Significance flipping, A/A test showing significance, Bayesian vs Frequentist confusion, multiple
comparisons, low-volume variance, peeking / early stopping. Includes the legacy stats issue (A/A tests
historically over-fired before the new Bayesian module) and how the win-probability methodology changed in
Jan 2025 (single test vs control, not control vs all variants).

→ See [references/interpretation.md](references/interpretation.md)

### D — Numbers don't match (PostHog vs the user's SQL / raw count)

The experiment page applies an exposure scope, `$multiple` exclusion, test-account filter, and date range
that ad-hoc SQL almost never replicates. Covers funnel attribution (only first→last step counts for stats),
breakdowns (read from the exposure event, not the metric event), the "sum of revenue" mean-of-per-user
confusion, and the recordings-panel-vs-stats divergence.

→ See [references/numbers-vs-sql.md](references/numbers-vs-sql.md)

### E — Surprises after mid-run changes (incl. lifecycle and retention quirks)

Increasing rollout is safe; decreasing is caution; changing the variant split is an anti-pattern; adding
metrics mid-run is p-hacking; ship-variant can rewrite the flag in surprising ways; reset clears
results not the flag. Also covers retention-metric quirks (first-event-must-be-after-exposure design),
"matured users" filtering, and long-term vs short-term metric divergence.

→ See [references/mid-run-changes.md](references/mid-run-changes.md)

## Step 4 — Calibrate recommendations to experiment state

Surface diagnostics first (Step 3). Then recommend — but scope what you recommend to what the
experiment's current state permits.

- **Draft** — config changes are free; recommend and apply.
- **Running** — every change has a tradeoff. Explain the mid-run impact (anti-pattern? safe?
  user-visible?) before recommending. See `configuring-experiment-rollout` and its reference file
  `references/changing-distribution-after-launch.md` for the mid-run rules.
- **Stopped / archived** — the experiment AND its feature flag represent the documented outcome of
  the run. Recommendations are scoped to (a) interpretation of the existing data, (b) what to do for
  the _next_ experiment, or (c) explaining what happened.

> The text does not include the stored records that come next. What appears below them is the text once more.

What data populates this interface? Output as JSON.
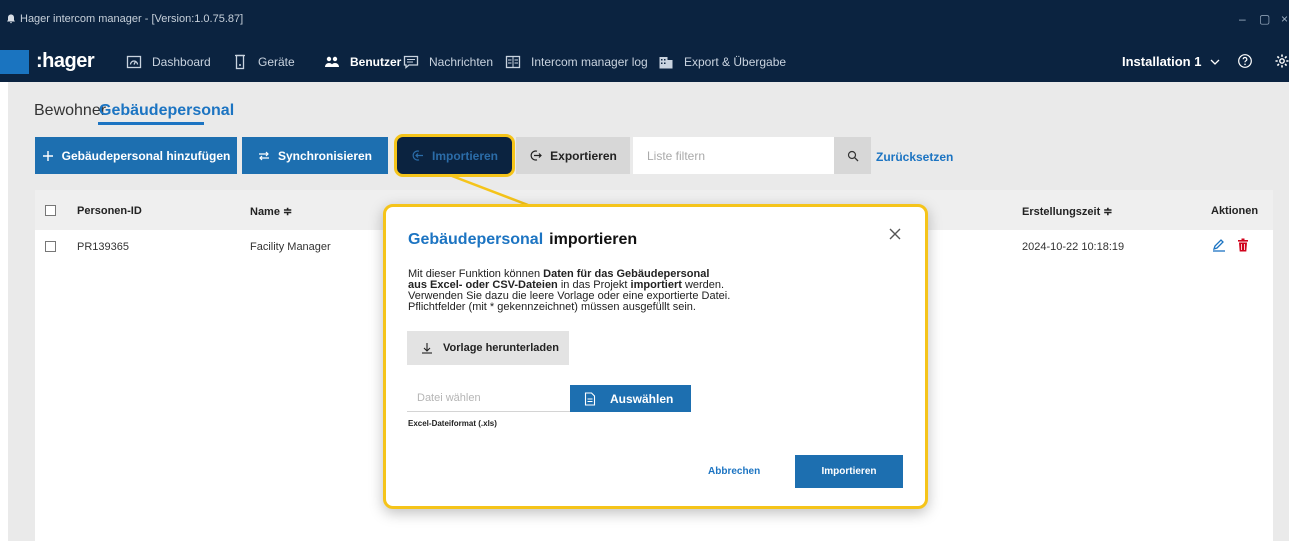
{
  "window": {
    "title": "Hager intercom manager - [Version:1.0.75.87]",
    "controls": [
      "–",
      "▢",
      "×"
    ]
  },
  "nav": {
    "logo": ":hager",
    "items": [
      {
        "label": "Dashboard",
        "icon": "dashboard-icon"
      },
      {
        "label": "Geräte",
        "icon": "device-icon"
      },
      {
        "label": "Benutzer",
        "icon": "users-icon",
        "active": true
      },
      {
        "label": "Nachrichten",
        "icon": "message-icon"
      },
      {
        "label": "Intercom manager log",
        "icon": "log-icon"
      },
      {
        "label": "Export & Übergabe",
        "icon": "building-icon"
      }
    ],
    "installation": "Installation 1",
    "icons": [
      "chevron-down-icon",
      "help-icon",
      "settings-icon"
    ]
  },
  "tabs": [
    {
      "label": "Bewohner"
    },
    {
      "label": "Gebäudepersonal",
      "active": true
    }
  ],
  "toolbar": {
    "add_label": "Gebäudepersonal hinzufügen",
    "sync_label": "Synchronisieren",
    "import_label": "Importieren",
    "export_label": "Exportieren",
    "filter_placeholder": "Liste filtern",
    "reset_label": "Zurücksetzen"
  },
  "table": {
    "headers": {
      "id": "Personen-ID",
      "name": "Name ≑",
      "created": "Erstellungszeit ≑",
      "actions": "Aktionen"
    },
    "rows": [
      {
        "id": "PR139365",
        "name": "Facility Manager",
        "created": "2024-10-22 10:18:19"
      }
    ]
  },
  "modal": {
    "title_part1": "Gebäudepersonal",
    "title_part2": "importieren",
    "desc": {
      "t1": "Mit dieser Funktion können ",
      "b1": "Daten für das Gebäudepersonal",
      "b2": "aus Excel- oder CSV-Dateien",
      "t2": " in das Projekt ",
      "b3": "importiert",
      "t3": " werden.",
      "t4": "Verwenden Sie dazu die leere Vorlage oder eine exportierte Datei.",
      "t5": "Pflichtfelder (mit * gekennzeichnet) müssen ausgefüllt sein."
    },
    "download_label": "Vorlage herunterladen",
    "file_placeholder": "Datei wählen",
    "choose_label": "Auswählen",
    "format_hint": "Excel-Dateiformat (.xls)",
    "cancel_label": "Abbrechen",
    "import_label": "Importieren"
  },
  "colors": {
    "navy": "#0b2340",
    "primary": "#1d6fb0",
    "link": "#1c74c2",
    "highlight": "#f5c41a",
    "delete": "#d0021b"
  }
}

On a stopped or archived experiment, don't preemptively offer reversal of a state mutation
(ship-variant flag rewrite, manual flag edit, reset, archive). If the user asks "why did X happen?",
explain X — don't append a "here's how to undo it" coda. That pattern assumes intent the user didn't
signal. Conditional offers like _"if this wasn't intended, you could…"_ or _"want me to revert it?"_
count as preemptive too — only the user explicitly naming the reversal action ("how do I undo this?",
"can I roll back ship-variant?", "how do I get the 50/50 split back?") is a request to surface
reversal mechanics.

Use consistent terminology: variant _split_ (between variants) is distinct from _rollout_ (overall %
entering); the `$feature_flag_called` exposure event is distinct from a _custom exposure event_; the
_Exclude_ / _First seen_ options control multivariate handling, not exposure.